- Born: 22 March 1902 Paris, France
- Died: 17 January 2008 (aged 105) Paris, France
- Occupations: Stage actress Librettist
- Spouse: Darius Milhaud ​ ​(m. 1925; died 1974)​
- Children: 1

= Madeleine Milhaud =

French actress and librettist

Madeleine Milhaud Milhaud (22 March 1902 – 17 January 2008) was a French actress and librettist. She was both cousin to and wife of composer Darius Milhaud.

== Biography ==
Madeleine Milhaud was born in Paris to Michel and Maria Milhaud. Her father was from Aix-en-Provence, and her mother from Brussels. She began acting at a young age, and had a long career as an actress and reciter.

Madeleine married her cousin, Darius Milhaud, in 1925. The couple had one son, Daniel (1930–2014), a painter. Darius' piano suite La Muse Menagère (The Household Muse) is dedicated to her, and depicts their daily life together. She wrote the libretti for his operas Médée, Bolivar, and La Mère coupable.

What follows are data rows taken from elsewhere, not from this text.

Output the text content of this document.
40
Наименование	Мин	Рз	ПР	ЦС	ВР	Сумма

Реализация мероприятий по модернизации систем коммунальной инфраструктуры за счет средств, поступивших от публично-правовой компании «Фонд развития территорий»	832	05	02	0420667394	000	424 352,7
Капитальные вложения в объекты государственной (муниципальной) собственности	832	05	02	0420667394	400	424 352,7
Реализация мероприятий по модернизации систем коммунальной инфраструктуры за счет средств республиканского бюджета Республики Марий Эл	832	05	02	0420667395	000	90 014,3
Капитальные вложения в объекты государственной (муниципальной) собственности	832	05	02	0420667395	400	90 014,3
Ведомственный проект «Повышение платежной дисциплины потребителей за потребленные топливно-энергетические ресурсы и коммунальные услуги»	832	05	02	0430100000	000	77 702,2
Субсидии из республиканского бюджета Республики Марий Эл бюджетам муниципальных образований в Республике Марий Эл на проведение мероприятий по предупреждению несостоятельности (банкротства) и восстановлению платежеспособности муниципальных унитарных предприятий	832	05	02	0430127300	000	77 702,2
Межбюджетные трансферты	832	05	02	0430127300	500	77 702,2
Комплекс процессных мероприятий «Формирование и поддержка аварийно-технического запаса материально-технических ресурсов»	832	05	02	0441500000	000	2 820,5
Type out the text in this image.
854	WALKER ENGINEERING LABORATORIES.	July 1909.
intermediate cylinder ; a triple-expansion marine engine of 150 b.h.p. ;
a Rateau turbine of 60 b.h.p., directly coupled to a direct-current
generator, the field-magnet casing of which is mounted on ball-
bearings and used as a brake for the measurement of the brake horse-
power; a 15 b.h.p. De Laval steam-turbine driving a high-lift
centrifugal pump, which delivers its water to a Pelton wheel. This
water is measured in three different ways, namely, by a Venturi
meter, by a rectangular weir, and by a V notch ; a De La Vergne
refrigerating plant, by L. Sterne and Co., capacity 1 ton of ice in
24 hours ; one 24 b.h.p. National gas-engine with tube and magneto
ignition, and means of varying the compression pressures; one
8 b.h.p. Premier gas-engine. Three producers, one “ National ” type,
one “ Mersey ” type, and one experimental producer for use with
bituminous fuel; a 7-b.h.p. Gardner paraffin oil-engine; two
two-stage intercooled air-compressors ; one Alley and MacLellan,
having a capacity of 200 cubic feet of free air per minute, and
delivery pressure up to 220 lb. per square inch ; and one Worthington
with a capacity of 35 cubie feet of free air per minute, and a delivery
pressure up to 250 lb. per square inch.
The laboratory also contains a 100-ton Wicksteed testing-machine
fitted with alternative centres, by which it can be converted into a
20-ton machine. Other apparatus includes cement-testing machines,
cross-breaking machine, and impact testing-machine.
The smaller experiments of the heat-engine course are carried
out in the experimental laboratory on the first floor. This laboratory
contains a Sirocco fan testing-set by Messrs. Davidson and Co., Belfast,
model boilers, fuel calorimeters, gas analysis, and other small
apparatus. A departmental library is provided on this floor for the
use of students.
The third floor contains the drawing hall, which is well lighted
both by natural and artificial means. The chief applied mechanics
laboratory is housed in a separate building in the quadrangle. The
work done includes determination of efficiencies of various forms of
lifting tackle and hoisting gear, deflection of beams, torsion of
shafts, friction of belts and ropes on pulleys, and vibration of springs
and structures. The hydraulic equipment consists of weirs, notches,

The family fled France when the Germans were within range of Paris in May 1940. They reached Lisbon and from there sailed to America, where they and their 10-year-old son stayed for the remainder of the war. Darius taught at Mills College (in California) and Madeleine taught American students about French and French theatre. They returned to France in 1946.